Important to point out here that the $2 million dollars is taxpayers money - your money - being spent because Bronx prosecutors put the wrong man in prison. What's even more disturbing, there is evidence the DA's office had information years ago about the real killer and did nothing about it.
"I mean, of course this sounds like a lot, even if they would have gave me 20 million, it's not worth 11 years," Michael Clancy said.
Clancy, now 38, says he would gladly trade the numbers on this check for the years he spent behind bars.
"You know, a lot of people think, like this is like if I hit the lotto. Like oh, wow. And I'm looking at people and it might seem like a reward to you, but it's know really a reward, it's basically right a wrong, you know," Clancy said.
When he first went to prison for 25 years to life, he says he remembers being told the possible maximum time he was facing for murder.
"And he said, well the maximum release date is: 9999999. Basically, there is no date," he said.
Clancy, an apprentice elevator mechanic with no criminal record, was charged with killing a man inside a Domino's pizza in the Bronx in 1997. He was released on bail in 2008 after a Judge threw out the murder conviction. A federal informant had told government prosecutors that Clancy was innocent and identified the real killer as a man named Andrew DeJesus. What's disturbing is that an Asst. U.S. Attorney claims in a sworn statement that he told the Bronx District Attorney that the office may be prosecuting the wrong individual.
"The Feds knew Clancy was innocent. The Bronx DA's office was told, you've got the wrong man, you have the wrong guy. The Bronx DA did not want to hear it," Ron Kuby, Clancy's attorney, said.

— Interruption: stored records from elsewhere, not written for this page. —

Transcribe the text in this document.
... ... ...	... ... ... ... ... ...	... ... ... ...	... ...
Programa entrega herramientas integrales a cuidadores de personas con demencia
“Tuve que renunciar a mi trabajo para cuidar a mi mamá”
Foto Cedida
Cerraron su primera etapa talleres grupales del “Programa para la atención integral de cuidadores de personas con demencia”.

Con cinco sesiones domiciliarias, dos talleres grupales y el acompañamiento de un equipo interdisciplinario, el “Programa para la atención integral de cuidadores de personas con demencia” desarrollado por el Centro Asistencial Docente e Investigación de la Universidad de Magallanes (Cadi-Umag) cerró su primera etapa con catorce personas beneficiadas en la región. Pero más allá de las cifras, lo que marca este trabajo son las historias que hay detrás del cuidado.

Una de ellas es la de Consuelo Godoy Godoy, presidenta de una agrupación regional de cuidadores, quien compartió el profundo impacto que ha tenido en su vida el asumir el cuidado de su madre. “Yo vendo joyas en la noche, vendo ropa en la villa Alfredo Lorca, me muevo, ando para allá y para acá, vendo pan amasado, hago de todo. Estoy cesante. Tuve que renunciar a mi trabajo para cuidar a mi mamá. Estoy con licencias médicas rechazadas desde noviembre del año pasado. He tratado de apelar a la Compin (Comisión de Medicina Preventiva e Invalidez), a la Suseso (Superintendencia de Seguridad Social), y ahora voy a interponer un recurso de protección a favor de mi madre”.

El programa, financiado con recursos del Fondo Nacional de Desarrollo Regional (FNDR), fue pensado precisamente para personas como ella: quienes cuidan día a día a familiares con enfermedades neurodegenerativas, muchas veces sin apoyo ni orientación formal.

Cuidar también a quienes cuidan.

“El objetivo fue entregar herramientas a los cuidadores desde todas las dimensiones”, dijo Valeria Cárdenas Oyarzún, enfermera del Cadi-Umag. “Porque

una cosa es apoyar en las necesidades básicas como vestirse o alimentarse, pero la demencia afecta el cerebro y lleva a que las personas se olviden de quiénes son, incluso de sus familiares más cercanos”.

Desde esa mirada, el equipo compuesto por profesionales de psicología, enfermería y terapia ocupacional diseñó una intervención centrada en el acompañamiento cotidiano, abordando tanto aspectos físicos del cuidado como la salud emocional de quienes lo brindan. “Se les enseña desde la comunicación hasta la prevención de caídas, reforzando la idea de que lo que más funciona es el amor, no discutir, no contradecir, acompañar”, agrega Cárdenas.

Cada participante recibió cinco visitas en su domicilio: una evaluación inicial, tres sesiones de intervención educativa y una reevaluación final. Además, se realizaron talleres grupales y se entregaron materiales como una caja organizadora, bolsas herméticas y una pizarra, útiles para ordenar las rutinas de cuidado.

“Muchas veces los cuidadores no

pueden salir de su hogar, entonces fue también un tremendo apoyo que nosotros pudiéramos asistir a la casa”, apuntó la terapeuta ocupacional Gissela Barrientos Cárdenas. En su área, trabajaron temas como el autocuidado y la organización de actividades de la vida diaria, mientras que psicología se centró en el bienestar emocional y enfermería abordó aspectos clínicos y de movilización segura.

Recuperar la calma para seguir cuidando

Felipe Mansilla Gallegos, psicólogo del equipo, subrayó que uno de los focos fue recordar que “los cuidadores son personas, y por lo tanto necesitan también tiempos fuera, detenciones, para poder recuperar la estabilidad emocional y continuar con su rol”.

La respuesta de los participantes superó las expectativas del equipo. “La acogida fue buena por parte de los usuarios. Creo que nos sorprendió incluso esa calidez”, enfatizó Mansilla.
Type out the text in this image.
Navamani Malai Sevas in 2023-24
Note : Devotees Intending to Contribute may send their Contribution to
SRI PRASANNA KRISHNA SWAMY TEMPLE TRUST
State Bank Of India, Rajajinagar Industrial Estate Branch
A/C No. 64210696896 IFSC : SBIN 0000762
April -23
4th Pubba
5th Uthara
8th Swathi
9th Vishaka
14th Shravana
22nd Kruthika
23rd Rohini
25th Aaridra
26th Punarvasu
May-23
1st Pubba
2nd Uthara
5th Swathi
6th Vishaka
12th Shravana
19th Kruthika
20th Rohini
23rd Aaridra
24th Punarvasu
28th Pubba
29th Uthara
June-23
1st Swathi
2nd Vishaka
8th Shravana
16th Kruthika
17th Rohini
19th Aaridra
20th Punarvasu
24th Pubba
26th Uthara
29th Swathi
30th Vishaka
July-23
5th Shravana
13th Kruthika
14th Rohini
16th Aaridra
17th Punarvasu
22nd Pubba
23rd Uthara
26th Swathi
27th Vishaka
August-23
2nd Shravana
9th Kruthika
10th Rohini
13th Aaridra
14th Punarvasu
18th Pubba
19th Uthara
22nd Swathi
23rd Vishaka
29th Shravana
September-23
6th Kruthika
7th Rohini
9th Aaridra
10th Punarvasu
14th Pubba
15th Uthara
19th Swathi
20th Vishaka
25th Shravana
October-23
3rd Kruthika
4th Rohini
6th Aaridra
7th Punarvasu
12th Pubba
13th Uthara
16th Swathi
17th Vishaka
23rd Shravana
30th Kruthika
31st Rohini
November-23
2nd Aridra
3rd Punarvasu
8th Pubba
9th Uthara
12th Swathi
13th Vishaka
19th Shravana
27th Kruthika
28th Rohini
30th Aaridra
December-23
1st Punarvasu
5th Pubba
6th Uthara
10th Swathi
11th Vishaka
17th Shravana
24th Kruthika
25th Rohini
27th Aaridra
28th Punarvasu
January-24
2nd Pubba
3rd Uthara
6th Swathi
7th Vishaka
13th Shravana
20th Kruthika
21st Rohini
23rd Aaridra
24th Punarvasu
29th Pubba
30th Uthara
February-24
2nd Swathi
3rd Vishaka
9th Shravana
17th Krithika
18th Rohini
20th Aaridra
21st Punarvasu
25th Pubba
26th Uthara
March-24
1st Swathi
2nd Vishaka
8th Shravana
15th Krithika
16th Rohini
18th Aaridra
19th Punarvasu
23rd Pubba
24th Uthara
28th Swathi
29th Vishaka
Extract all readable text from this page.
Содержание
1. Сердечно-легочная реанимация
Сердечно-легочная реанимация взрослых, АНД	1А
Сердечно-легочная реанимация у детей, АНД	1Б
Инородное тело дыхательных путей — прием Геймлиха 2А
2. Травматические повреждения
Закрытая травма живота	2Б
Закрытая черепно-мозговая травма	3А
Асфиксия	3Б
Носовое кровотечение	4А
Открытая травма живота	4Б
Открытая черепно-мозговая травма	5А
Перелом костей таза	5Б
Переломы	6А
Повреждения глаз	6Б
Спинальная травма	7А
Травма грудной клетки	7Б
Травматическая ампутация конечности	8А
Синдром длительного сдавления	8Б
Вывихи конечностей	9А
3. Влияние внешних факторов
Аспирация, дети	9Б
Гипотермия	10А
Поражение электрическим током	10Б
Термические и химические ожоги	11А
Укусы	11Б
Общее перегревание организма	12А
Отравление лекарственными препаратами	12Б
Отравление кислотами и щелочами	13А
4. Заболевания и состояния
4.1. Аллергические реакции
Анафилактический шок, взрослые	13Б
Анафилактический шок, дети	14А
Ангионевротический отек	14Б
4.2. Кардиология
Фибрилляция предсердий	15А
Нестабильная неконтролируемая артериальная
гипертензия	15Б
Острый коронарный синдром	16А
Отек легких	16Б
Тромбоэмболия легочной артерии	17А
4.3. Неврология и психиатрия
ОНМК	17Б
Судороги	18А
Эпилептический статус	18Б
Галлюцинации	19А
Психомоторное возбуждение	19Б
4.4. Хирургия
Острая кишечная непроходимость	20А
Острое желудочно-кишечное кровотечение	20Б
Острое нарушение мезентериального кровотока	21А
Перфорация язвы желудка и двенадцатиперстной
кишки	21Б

Ultimately, the DA's office decided not to retry Clancy, who has tried to pick up the pieces of his life. His wife divorced him when he was gone, but he is working to be a mechanic, and remarkably, has no regrets.
"I believe it bettered me in a way, so I can't sit here and complain because for 11 years I wasted my life. The last thing I want to do is waste more sulking and being upset and trying to point blame," he said.
The Bronx District Attorney's Office says it has no comment on the 2-million dollar settlement by the state. A spokesman says they are focused at this time on prosecuting Andrew Dejesus who has been indicted for the murder originally pinned on Clancy.